Was bound to happen eventually...
Cuntalotapus reared her ugly head. She called DH and told him she wants to move to her dad's a hour and 15 mins away (on a good day) She of course wants to take SS13. DH said no and reminded her of the provision in their agreement that states that if either parent moves and it impacts the other parents time then custody reverts to that parent. She started throwing a fit and screaming that he tricked her into signing that paperwork and that she is his mother! The co-parenting counselor went over it with both DH and BM. It was signed (by the three of them)and then filed with the court and then signed by a judge. Not to mention she wanted that provision.
DH and I talked about it and I told him we'd fight it. I'm not worried about a big custody battle because BM has no money and ALWAYS settles out of court. It is 50.00 every time they have to go to the coparenting counselor and BM tries to limit those visits as well. DH asked me if I would think he's a bad person if he didn't fight it. He would just ask SS if he wants to go and if he said he wanted to move with BM then just let him go. (Why wouldn't he want to go there? It's fun there and BM lets him do whatever he wants) He said that he hates that he feels this way but he's tired of fighting a losing battle. We'd just move forward with our lives and we could see him EOWE or just holidays/summer break if we decide to move out of state. I mean why stay here if we don't want to be here when the only reason we moved here was for him?
I know it was a moment of weakness and my heart breaks for him. We won't just move on with our lives...DH will be devastated and not to be selfish so will MY son, who just worships SS.
I just don't know what to advise him to do. IF she tries to take it to court I don't know that we'll win.
The two things that tick me off the most are that DH's family could really use some help with FIL and DH's Gran. They are both extremely ill but we don't because BM would NEVER just let us leave with him and we don't really think the court would let us move with SS. but she thinks it's okay to move to her dad's and separate SS from DH because her DADDEEEEEE needs help with his business. AND that her stupid decisions affect our lives so much. Not just DH and SS but DS and myself as well.
- Gabriels Mom's blog
- Log in or register to post comments
Comments
What's the custody agreement
What's the custody agreement now? How often does SS stay with you?
They have a 2/2/5 schedule.
They have a 2/2/5 schedule. She has every monday and tuesday and DH has every wednesday and thursday and they alternate having him friday, saturday and sunday. No CS is exchanged. DH covers insurance, school fees, clothes/shoes (She might buy him clothes and shoes but I've never seen it), cell phone etc. Honestly, other than food and a roof over his head when he's at her house I don't know that she provides anything else.

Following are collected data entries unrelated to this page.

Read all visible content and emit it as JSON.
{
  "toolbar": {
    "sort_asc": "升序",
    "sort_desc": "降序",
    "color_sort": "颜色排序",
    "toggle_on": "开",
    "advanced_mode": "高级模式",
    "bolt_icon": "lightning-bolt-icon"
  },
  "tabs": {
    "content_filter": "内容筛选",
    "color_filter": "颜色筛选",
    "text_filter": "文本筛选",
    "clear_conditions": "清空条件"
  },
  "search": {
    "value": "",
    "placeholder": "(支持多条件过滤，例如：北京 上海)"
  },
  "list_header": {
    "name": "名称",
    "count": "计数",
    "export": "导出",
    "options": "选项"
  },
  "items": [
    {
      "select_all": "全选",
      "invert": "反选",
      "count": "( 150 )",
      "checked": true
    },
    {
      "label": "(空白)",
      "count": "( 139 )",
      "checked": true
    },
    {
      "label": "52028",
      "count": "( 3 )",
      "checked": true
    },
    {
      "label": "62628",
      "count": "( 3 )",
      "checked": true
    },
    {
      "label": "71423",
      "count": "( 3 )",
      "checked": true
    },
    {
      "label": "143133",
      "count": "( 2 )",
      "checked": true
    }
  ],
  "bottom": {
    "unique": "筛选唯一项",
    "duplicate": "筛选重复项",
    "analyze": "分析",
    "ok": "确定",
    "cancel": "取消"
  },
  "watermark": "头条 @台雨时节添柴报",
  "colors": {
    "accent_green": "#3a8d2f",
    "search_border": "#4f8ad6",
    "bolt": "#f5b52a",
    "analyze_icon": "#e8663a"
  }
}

Meaning that moving farther
Meaning that moving farther is not in the childs best interest and that said, I would fight it in court, if you're willing. Of course that will meen she'll have to pay you CS, which she won't be willing, so you're in for a nasty time.
Wish you all the best.
He doesn't hate DH. But he
He doesn't hate DH. But he does have it "easier" at BMs. No one is really home except her DH in the evenings, no one there to make him do anything, no siblings to deal with. He just does whatever he wants. At our house there are rules and chores and *GASP* sharing of video game systems and DH's time. Perfect example, yesterday SS just walked out of the house and down the driveway, I was making dinner and I asked DH where SS was going and since SS hadn't said anything to anyone DH had to chase him down and make him come back. He thinks he's an adult and he can do whatever. We don't treat him like a baby but in our house but WE are the parents HE is a child. We're not his friends or his equal like at BMs.
I told DH I think we should fight it. Because if DH had said "My dad is very ill and we are moving away and taking SS" she would damn sure enforce the order.
I don't know that DH will
I don't know that DH will want to stay in this state if he isn't going to see SS very much. That is literally the only reason we live here. I don't know that BM will try to lie about abuse. She already tried that and it didn't turn out too well for her...No CPS investigation but the judge went ballistic.
I'm sorry I haven't read your
I'm sorry I haven't read your back story, but that sounds like heaven to me! BM and SS moving away? All my dreams would come true.
Honestly, not worth the court
Honestly, not worth the court battle.